If you have a question about this talk, please contact: Tim Cannings (tcannin2)

Image for Efficient multivariate entropy estimation and independence testing

Many statistical procedures, including goodness-of-fit tests and methods for independent component analysis, rely critically on the estimation of the entropy of a distribution. In this talk I will first describe new entropy estimators that are efficient and achieve the local asymptotic minimax lower bound with respect to squared error loss. These estimators are constructed as weighted averages of the estimators originally proposed by Kozachenko and Leonenko (1987), based on the k-nearest neighbour distances of a sample of n independent and identically distributed random vectors in d dimensions. A careful choice of weights enables us to obtain an efficient estimator for arbitrary d, given sufficient smoothness, while the original unweighted estimator is typically only efficient for d up to 3.

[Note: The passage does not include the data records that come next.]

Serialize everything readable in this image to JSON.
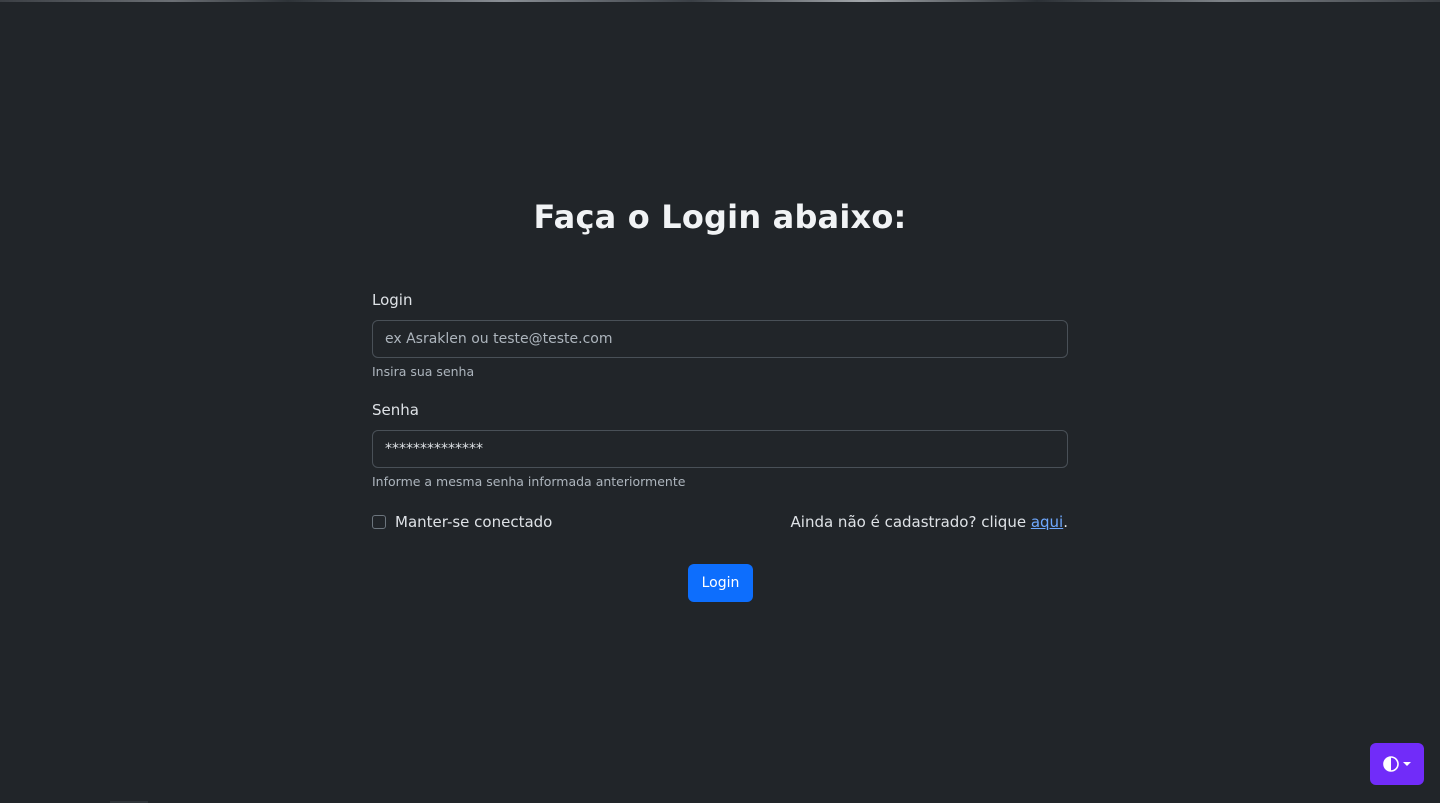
{
  "page": {
    "title": "Faça o Login abaixo:"
  },
  "form": {
    "login_label": "Login",
    "login_placeholder": "ex Asraklen ou teste@teste.com",
    "login_help": "Insira sua senha",
    "password_label": "Senha",
    "password_value": "**************",
    "password_help": "Informe a mesma senha informada anteriormente",
    "remember_label": "Manter-se conectado",
    "register_text": "Ainda não é cadastrado? clique ",
    "register_link": "aqui",
    "register_end": ".",
    "submit_label": "Login"
  },
  "theme_toggle": {
    "icon": "circle-half-icon",
    "color": "#712cf9"
  },
  "colors": {
    "background": "#212529",
    "primary": "#0d6efd",
    "link": "#6ea8fe"
  }
}
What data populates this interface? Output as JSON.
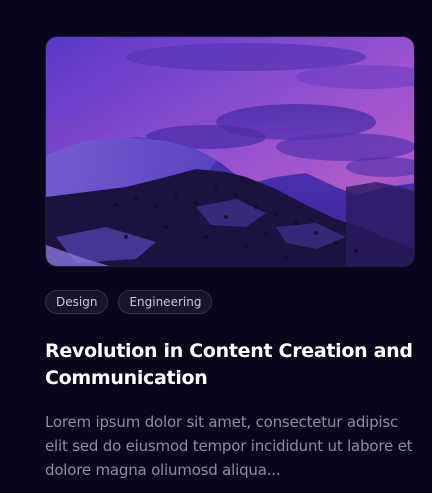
{
  "post": {
    "image_alt": "purple mountain landscape",
    "tags": [
      "Design",
      "Engineering"
    ],
    "title": "Revolution in Content Creation and Communication",
    "excerpt": "Lorem ipsum dolor sit amet, consectetur adipisc elit sed do eiusmod tempor incididunt ut labore et dolore magna oliumosd aliqua..."
  },
  "colors": {
    "background": "#07061a",
    "title": "#ffffff",
    "excerpt": "#8f8da4",
    "tag_border": "#34324b",
    "tag_bg": "#17152a",
    "tag_text": "#c9c8d6"
  }
}
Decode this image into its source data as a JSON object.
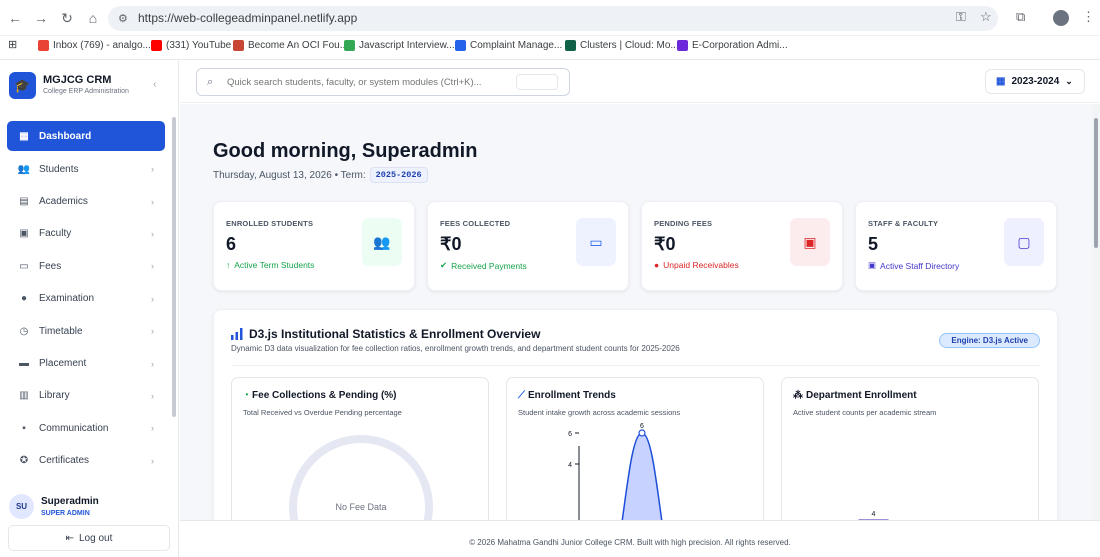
{
  "browser": {
    "url": "https://web-collegeadminpanel.netlify.app",
    "bookmarks": [
      {
        "label": "Inbox (769) - analgo...",
        "color": "#ea4335"
      },
      {
        "label": "(331) YouTube",
        "color": "#ff0000"
      },
      {
        "label": "Become An OCI Fou...",
        "color": "#c74634"
      },
      {
        "label": "Javascript Interview...",
        "color": "#34a853"
      },
      {
        "label": "Complaint Manage...",
        "color": "#2563eb"
      },
      {
        "label": "Clusters | Cloud: Mo...",
        "color": "#116149"
      },
      {
        "label": "E-Corporation Admi...",
        "color": "#6d28d9"
      }
    ]
  },
  "sidebar": {
    "brand": "MGJCG CRM",
    "brand_sub": "College ERP Administration",
    "items": [
      {
        "label": "Dashboard",
        "icon": "grid-icon",
        "active": true
      },
      {
        "label": "Students",
        "icon": "users-icon"
      },
      {
        "label": "Academics",
        "icon": "book-icon"
      },
      {
        "label": "Faculty",
        "icon": "id-card-icon"
      },
      {
        "label": "Fees",
        "icon": "cash-icon"
      },
      {
        "label": "Examination",
        "icon": "bulb-icon"
      },
      {
        "label": "Timetable",
        "icon": "clock-icon"
      },
      {
        "label": "Placement",
        "icon": "briefcase-icon"
      },
      {
        "label": "Library",
        "icon": "library-icon"
      },
      {
        "label": "Communication",
        "icon": "chat-icon"
      },
      {
        "label": "Certificates",
        "icon": "certificate-icon"
      }
    ],
    "user": {
      "initials": "SU",
      "name": "Superadmin",
      "role": "SUPER ADMIN"
    },
    "logout": "Log out"
  },
  "topbar": {
    "search_placeholder": "Quick search students, faculty, or system modules (Ctrl+K)...",
    "year": "2023-2024"
  },
  "main": {
    "greeting": "Good morning, Superadmin",
    "date": "Thursday, August 13, 2026 • Term:",
    "term": "2025-2026",
    "stats": [
      {
        "label": "ENROLLED STUDENTS",
        "value": "6",
        "sub": "Active Term Students",
        "sub_color": "#16a34a",
        "sub_icon": "arrow-up-icon",
        "icon": "users-icon",
        "icon_color": "#16a34a",
        "icon_bg": "#ecfdf3"
      },
      {
        "label": "FEES COLLECTED",
        "value": "₹0",
        "sub": "Received Payments",
        "sub_color": "#16a34a",
        "sub_icon": "check-circle-icon",
        "icon": "wallet-icon",
        "icon_color": "#2563eb",
        "icon_bg": "#eef2ff"
      },
      {
        "label": "PENDING FEES",
        "value": "₹0",
        "sub": "Unpaid Receivables",
        "sub_color": "#dc2626",
        "sub_icon": "alert-circle-icon",
        "icon": "banknote-icon",
        "icon_color": "#dc2626",
        "icon_bg": "#fdecee"
      },
      {
        "label": "STAFF & FACULTY",
        "value": "5",
        "sub": "Active Staff Directory",
        "sub_color": "#4338ca",
        "sub_icon": "badge-icon",
        "icon": "contact-icon",
        "icon_color": "#4338ca",
        "icon_bg": "#eef0ff"
      }
    ],
    "panel": {
      "title": "D3.js Institutional Statistics & Enrollment Overview",
      "subtitle": "Dynamic D3 data visualization for fee collection ratios, enrollment growth trends, and department student counts for 2025-2026",
      "engine": "Engine: D3.js Active"
    }
  },
  "chart_data": [
    {
      "type": "pie",
      "title": "Fee Collections & Pending (%)",
      "subtitle": "Total Received vs Overdue Pending percentage",
      "empty_label": "No Fee Data",
      "values": []
    },
    {
      "type": "area",
      "title": "Enrollment Trends",
      "subtitle": "Student intake growth across academic sessions",
      "y_ticks": [
        4,
        6
      ],
      "peak_label": "6",
      "values": [
        0,
        6,
        0
      ]
    },
    {
      "type": "bar",
      "title": "Department Enrollment",
      "subtitle": "Active student counts per academic stream",
      "values": [
        4
      ],
      "data_labels": [
        "4"
      ]
    }
  ],
  "footer": "© 2026 Mahatma Gandhi Junior College CRM. Built with high precision. All rights reserved.",
  "colors": {
    "accent": "#2155d9",
    "chart_fill": "#c7d2fe",
    "chart_stroke": "#1d4ed8",
    "bar": "#4f2fdc"
  }
}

In the next part of the talk I will discuss the problem of independence testing. Our previous work on entropy estimation will allow us to propose a test of independence of two multivariate random vectors, given a sample from the underlying population. The approach, which we call MINT, is based on the estimation of mutual information, which we may decompose into joint and marginal entropies. The proposed critical values, obtained from simulation in the case where an approximation to one marginal is available or permutations of the data otherwise, facilitate size guarantees, and we provide local power analyses, uniformly over classes of densities whose mutual information satisfies a lower bound. Our ideas may be extended to provide a new goodness-of-fit tests of normal linear models based on assessing the independence of our vector of covariates and an appropriately-defined notion of an error vector.